Apr. 15th, 2014

vicarz: (One eye'd cat)
It’s sad how insane I am. I realized a girl I don’t know well unfriended me on facebook, she’s hot to me, and somehow this hurts my feelings. I have a gf and shit, but somehow that perceived slight really bugs me; has for 2 days. I’m also on the man-rag like you wouldn’t believe - even after I hit the gym and got re-endorphined.

I realize that my fierce independence, strongly worded opinions to include recurring hyperbole and fake-trolling discrimination, plus frequent references to all things sex, is not for everyone. I throw people out at the drop of a hat, but am hurt when dropped. See the relation there? Freedom of speech is not freedom from consequences much?
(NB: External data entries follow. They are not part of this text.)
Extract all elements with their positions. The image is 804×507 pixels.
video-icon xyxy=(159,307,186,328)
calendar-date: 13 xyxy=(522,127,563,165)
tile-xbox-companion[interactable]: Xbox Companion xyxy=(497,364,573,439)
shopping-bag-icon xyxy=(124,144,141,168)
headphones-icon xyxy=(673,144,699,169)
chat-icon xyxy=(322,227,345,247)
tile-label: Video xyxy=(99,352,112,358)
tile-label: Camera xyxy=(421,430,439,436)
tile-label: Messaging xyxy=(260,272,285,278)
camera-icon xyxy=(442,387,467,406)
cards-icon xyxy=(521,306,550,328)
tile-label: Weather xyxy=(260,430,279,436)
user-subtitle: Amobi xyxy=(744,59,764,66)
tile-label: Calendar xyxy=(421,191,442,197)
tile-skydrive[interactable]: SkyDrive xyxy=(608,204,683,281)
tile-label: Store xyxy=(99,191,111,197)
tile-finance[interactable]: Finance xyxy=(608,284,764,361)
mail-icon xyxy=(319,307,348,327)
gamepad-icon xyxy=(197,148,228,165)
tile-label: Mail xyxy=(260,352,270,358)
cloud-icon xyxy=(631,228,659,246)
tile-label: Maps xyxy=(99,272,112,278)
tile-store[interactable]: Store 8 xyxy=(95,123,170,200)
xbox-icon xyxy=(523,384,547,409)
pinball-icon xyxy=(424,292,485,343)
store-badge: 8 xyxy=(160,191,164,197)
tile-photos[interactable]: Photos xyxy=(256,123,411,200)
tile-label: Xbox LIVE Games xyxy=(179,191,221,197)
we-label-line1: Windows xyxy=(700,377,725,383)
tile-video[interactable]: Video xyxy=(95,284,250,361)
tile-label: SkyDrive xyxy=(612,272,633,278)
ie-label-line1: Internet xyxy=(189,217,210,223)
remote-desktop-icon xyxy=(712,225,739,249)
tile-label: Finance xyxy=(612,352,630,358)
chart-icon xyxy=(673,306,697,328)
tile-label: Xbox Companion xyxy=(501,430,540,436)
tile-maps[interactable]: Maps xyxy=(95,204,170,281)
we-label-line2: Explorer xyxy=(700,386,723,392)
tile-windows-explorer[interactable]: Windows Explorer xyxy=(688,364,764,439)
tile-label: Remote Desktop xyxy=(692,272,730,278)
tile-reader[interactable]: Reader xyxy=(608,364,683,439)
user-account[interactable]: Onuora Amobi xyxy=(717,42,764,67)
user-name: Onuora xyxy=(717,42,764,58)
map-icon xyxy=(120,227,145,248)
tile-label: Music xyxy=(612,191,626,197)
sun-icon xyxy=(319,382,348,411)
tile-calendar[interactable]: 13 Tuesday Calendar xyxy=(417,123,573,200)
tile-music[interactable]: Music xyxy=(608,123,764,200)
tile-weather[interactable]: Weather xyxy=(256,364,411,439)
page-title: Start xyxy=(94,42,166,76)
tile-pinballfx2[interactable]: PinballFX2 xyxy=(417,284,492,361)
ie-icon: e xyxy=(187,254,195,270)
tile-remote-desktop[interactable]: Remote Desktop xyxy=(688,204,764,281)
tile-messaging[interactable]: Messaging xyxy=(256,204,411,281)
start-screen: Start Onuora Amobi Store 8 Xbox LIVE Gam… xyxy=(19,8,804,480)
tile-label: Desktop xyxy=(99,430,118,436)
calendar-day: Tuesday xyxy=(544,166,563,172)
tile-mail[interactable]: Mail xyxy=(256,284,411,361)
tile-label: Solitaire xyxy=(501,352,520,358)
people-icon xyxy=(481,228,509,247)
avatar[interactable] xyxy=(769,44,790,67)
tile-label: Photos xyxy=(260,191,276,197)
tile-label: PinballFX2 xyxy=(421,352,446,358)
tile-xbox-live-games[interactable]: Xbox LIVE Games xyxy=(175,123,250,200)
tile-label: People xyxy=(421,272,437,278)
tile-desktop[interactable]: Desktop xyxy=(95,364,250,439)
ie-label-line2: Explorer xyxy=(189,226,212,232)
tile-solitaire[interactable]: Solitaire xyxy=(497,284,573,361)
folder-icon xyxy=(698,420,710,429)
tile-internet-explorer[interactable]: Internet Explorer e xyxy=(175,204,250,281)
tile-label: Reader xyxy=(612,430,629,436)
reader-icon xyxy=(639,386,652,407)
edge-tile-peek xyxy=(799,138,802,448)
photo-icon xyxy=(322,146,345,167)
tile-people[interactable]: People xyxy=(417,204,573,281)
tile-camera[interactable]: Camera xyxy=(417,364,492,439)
Facebook or livejournal - one concept that is crucial is if you are engaged with most any activity you will be more followed in what you say in the electrovoid. Also, not having disagreements or strongly held opinions will not win you friends, but you won’t churn them much either. And sleeping with someone is most likely follow status for life if you part on good terms. Hence my 300 friends...KIDDING

If I engage in activity I’ll have a stronger online presence, but I won’t because my life would be real instead of a theory from my home’s desk. Similarly none of the hot girls jogging outside in sports bras care (or appreciate, or know) that I’ve rated them from my window view.

Fucking stupid yet still these patterns persist - in passive voice to remove myself as the actor who makes those choices repeatedly. Perhaps my writing would be relevant if I wasn’t just spouting my observations but doing things.